The grenade shot across the control room, hitting a console in the opposite corner. Technicians were sent flying by the blast, one man backflipping through the broken window like a rag doll. Chase ran for the door, firing another grenade to take out a second set of controls. He saw Mitchell scrambling across the floor and was about to send the final shot at him, but a nearer console blocked his aim - if he fired, he would be caught in the blast himself. Instead he jumped through the door and unleashed the last grenade at the big screen on the wall, the computer map vanishing in a storm of pulverised liquid crystal.

He raced down the stairs into the hold. The man who had been blown out of the window was draped brokenly over the first ring above him. Chase ignored the gruesome sight and sprinted along one side of the generator, tossing the rifle away.

Shielding his eyes from the arc-welder brilliance of the electrical bolts, he ran towards the platform holding Nina.

 

‘Shut it down!’ Mitchell screamed at one of the surviving technicians. ‘It’s overloading, shut the goddamn thing
down
!’

‘I can’t!’ the man protested. ‘It’s self-sustaining! The system’s locked into its last command - it’s just going to keep on building up power until it blows. The only way to stop it is to take out the superconductor!’

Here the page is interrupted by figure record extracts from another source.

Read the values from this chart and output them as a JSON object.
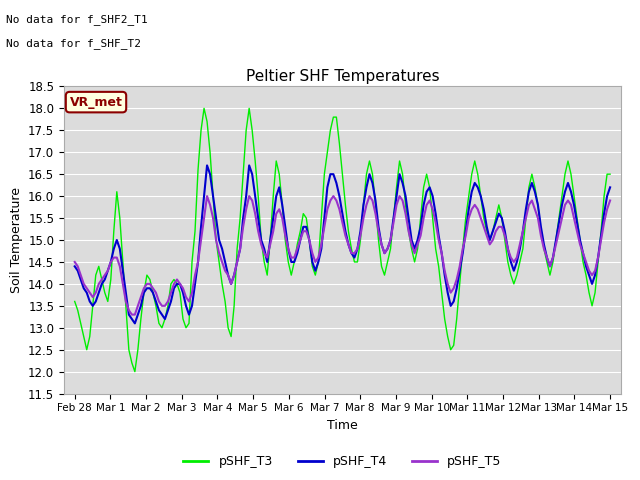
{
  "title": "Peltier SHF Temperatures",
  "xlabel": "Time",
  "ylabel": "Soil Temperature",
  "ylim": [
    11.5,
    18.5
  ],
  "yticks": [
    11.5,
    12.0,
    12.5,
    13.0,
    13.5,
    14.0,
    14.5,
    15.0,
    15.5,
    16.0,
    16.5,
    17.0,
    17.5,
    18.0,
    18.5
  ],
  "annotation1": "No data for f_SHF2_T1",
  "annotation2": "No data for f_SHF_T2",
  "legend_box_label": "VR_met",
  "bg_color": "#dcdcdc",
  "fig_color": "#ffffff",
  "line_colors": {
    "T3": "#00ee00",
    "T4": "#0000cd",
    "T5": "#9932cc"
  },
  "legend_labels": [
    "pSHF_T3",
    "pSHF_T4",
    "pSHF_T5"
  ],
  "xtick_labels": [
    "Feb 28",
    "Mar 1",
    "Mar 2",
    "Mar 3",
    "Mar 4",
    "Mar 5",
    "Mar 6",
    "Mar 7",
    "Mar 8",
    "Mar 9",
    "Mar 10",
    "Mar 11",
    "Mar 12",
    "Mar 13",
    "Mar 14",
    "Mar 15"
  ],
  "T3": [
    13.6,
    13.4,
    13.1,
    12.8,
    12.5,
    12.8,
    13.5,
    14.2,
    14.4,
    14.1,
    13.8,
    13.6,
    14.1,
    15.2,
    16.1,
    15.5,
    14.5,
    13.5,
    12.5,
    12.2,
    12.0,
    12.5,
    13.2,
    13.8,
    14.2,
    14.1,
    13.8,
    13.5,
    13.1,
    13.0,
    13.2,
    13.5,
    14.0,
    14.1,
    14.0,
    13.8,
    13.2,
    13.0,
    13.1,
    14.5,
    15.2,
    16.6,
    17.5,
    18.0,
    17.7,
    17.0,
    16.0,
    15.0,
    14.5,
    14.0,
    13.6,
    13.0,
    12.8,
    13.5,
    14.8,
    15.5,
    16.5,
    17.5,
    18.0,
    17.5,
    16.8,
    16.0,
    15.0,
    14.5,
    14.2,
    15.0,
    16.0,
    16.8,
    16.5,
    15.8,
    15.0,
    14.5,
    14.2,
    14.5,
    14.9,
    15.2,
    15.6,
    15.5,
    15.0,
    14.4,
    14.2,
    14.5,
    15.5,
    16.5,
    17.0,
    17.5,
    17.8,
    17.8,
    17.2,
    16.5,
    15.8,
    15.2,
    14.8,
    14.5,
    14.5,
    15.0,
    15.8,
    16.5,
    16.8,
    16.5,
    15.8,
    15.0,
    14.4,
    14.2,
    14.5,
    14.8,
    15.5,
    16.2,
    16.8,
    16.5,
    15.8,
    15.2,
    14.8,
    14.5,
    14.8,
    15.5,
    16.2,
    16.5,
    16.2,
    15.5,
    14.8,
    14.4,
    13.8,
    13.2,
    12.8,
    12.5,
    12.6,
    13.2,
    14.0,
    14.8,
    15.5,
    16.0,
    16.5,
    16.8,
    16.5,
    16.0,
    15.5,
    15.2,
    15.0,
    15.2,
    15.5,
    15.8,
    15.5,
    15.0,
    14.5,
    14.2,
    14.0,
    14.2,
    14.5,
    14.8,
    15.5,
    16.2,
    16.5,
    16.2,
    15.8,
    15.2,
    14.8,
    14.5,
    14.2,
    14.5,
    15.0,
    15.5,
    16.0,
    16.5,
    16.8,
    16.5,
    16.0,
    15.5,
    15.0,
    14.5,
    14.2,
    13.8,
    13.5,
    13.8,
    14.5,
    15.2,
    16.0,
    16.5,
    16.5
  ],
  "T4": [
    14.4,
    14.3,
    14.1,
    13.9,
    13.8,
    13.6,
    13.5,
    13.6,
    13.8,
    14.0,
    14.1,
    14.3,
    14.5,
    14.8,
    15.0,
    14.8,
    14.3,
    13.8,
    13.3,
    13.2,
    13.1,
    13.3,
    13.5,
    13.8,
    13.9,
    13.9,
    13.8,
    13.6,
    13.4,
    13.3,
    13.2,
    13.4,
    13.6,
    13.9,
    14.0,
    14.0,
    13.8,
    13.5,
    13.3,
    13.5,
    14.0,
    14.5,
    15.3,
    16.0,
    16.7,
    16.5,
    16.0,
    15.5,
    15.0,
    14.8,
    14.5,
    14.2,
    14.0,
    14.2,
    14.5,
    14.8,
    15.5,
    16.0,
    16.7,
    16.5,
    16.0,
    15.5,
    15.0,
    14.8,
    14.5,
    15.0,
    15.5,
    16.0,
    16.2,
    15.8,
    15.3,
    14.8,
    14.5,
    14.5,
    14.7,
    15.0,
    15.3,
    15.3,
    15.0,
    14.5,
    14.3,
    14.5,
    14.8,
    15.5,
    16.2,
    16.5,
    16.5,
    16.3,
    16.0,
    15.6,
    15.2,
    14.9,
    14.7,
    14.6,
    14.8,
    15.2,
    15.8,
    16.2,
    16.5,
    16.3,
    15.9,
    15.3,
    14.9,
    14.7,
    14.8,
    15.0,
    15.5,
    16.0,
    16.5,
    16.3,
    16.0,
    15.5,
    15.0,
    14.8,
    15.0,
    15.3,
    15.8,
    16.1,
    16.2,
    16.0,
    15.6,
    15.1,
    14.7,
    14.2,
    13.8,
    13.5,
    13.6,
    13.9,
    14.3,
    14.7,
    15.2,
    15.7,
    16.1,
    16.3,
    16.2,
    16.0,
    15.7,
    15.3,
    15.0,
    15.2,
    15.4,
    15.6,
    15.5,
    15.2,
    14.8,
    14.5,
    14.3,
    14.5,
    14.8,
    15.2,
    15.7,
    16.1,
    16.3,
    16.1,
    15.8,
    15.3,
    14.9,
    14.6,
    14.4,
    14.6,
    15.0,
    15.4,
    15.8,
    16.1,
    16.3,
    16.1,
    15.8,
    15.4,
    15.0,
    14.7,
    14.4,
    14.2,
    14.0,
    14.2,
    14.6,
    15.1,
    15.6,
    16.0,
    16.2
  ],
  "T5": [
    14.5,
    14.4,
    14.2,
    14.0,
    13.9,
    13.8,
    13.7,
    13.8,
    14.0,
    14.1,
    14.2,
    14.3,
    14.5,
    14.6,
    14.6,
    14.4,
    14.0,
    13.6,
    13.4,
    13.3,
    13.3,
    13.5,
    13.7,
    13.9,
    14.0,
    14.0,
    13.9,
    13.8,
    13.6,
    13.5,
    13.5,
    13.6,
    13.8,
    14.0,
    14.1,
    14.0,
    13.9,
    13.7,
    13.6,
    13.8,
    14.2,
    14.5,
    15.0,
    15.5,
    16.0,
    15.8,
    15.5,
    15.0,
    14.7,
    14.5,
    14.3,
    14.2,
    14.0,
    14.2,
    14.5,
    14.8,
    15.3,
    15.7,
    16.0,
    15.9,
    15.6,
    15.2,
    14.9,
    14.7,
    14.6,
    14.9,
    15.2,
    15.6,
    15.7,
    15.5,
    15.1,
    14.8,
    14.6,
    14.6,
    14.8,
    15.0,
    15.2,
    15.2,
    15.0,
    14.7,
    14.5,
    14.6,
    14.9,
    15.3,
    15.7,
    15.9,
    16.0,
    15.9,
    15.7,
    15.4,
    15.1,
    14.9,
    14.7,
    14.7,
    14.8,
    15.1,
    15.5,
    15.8,
    16.0,
    15.9,
    15.6,
    15.2,
    14.9,
    14.7,
    14.8,
    15.0,
    15.4,
    15.8,
    16.0,
    15.9,
    15.6,
    15.2,
    14.9,
    14.7,
    14.9,
    15.1,
    15.5,
    15.8,
    15.9,
    15.7,
    15.4,
    15.0,
    14.7,
    14.3,
    14.0,
    13.8,
    13.9,
    14.1,
    14.4,
    14.8,
    15.1,
    15.5,
    15.7,
    15.8,
    15.7,
    15.5,
    15.3,
    15.1,
    14.9,
    15.0,
    15.2,
    15.3,
    15.3,
    15.1,
    14.8,
    14.6,
    14.5,
    14.6,
    14.9,
    15.2,
    15.5,
    15.8,
    15.9,
    15.7,
    15.5,
    15.1,
    14.8,
    14.6,
    14.4,
    14.6,
    14.9,
    15.2,
    15.5,
    15.8,
    15.9,
    15.8,
    15.5,
    15.2,
    14.9,
    14.7,
    14.5,
    14.3,
    14.2,
    14.3,
    14.6,
    15.0,
    15.4,
    15.7,
    15.9
  ]
}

‘Or the person holding it,’ Mitchell growled, looking through the swirling smoke towards the far end of the chamber. The glow of Excalibur was clearly visible - as was Nina, still locked to it.

He hunted for his gun. It lay under a burning console, flames blistering its casing. ‘Maybe you were right about it being too easy to break, Eddie,’ he said, before darting to the window. A glance down into the hold told him that Chase had abandoned his stolen XM-201, his handprint not in the gun’s memory.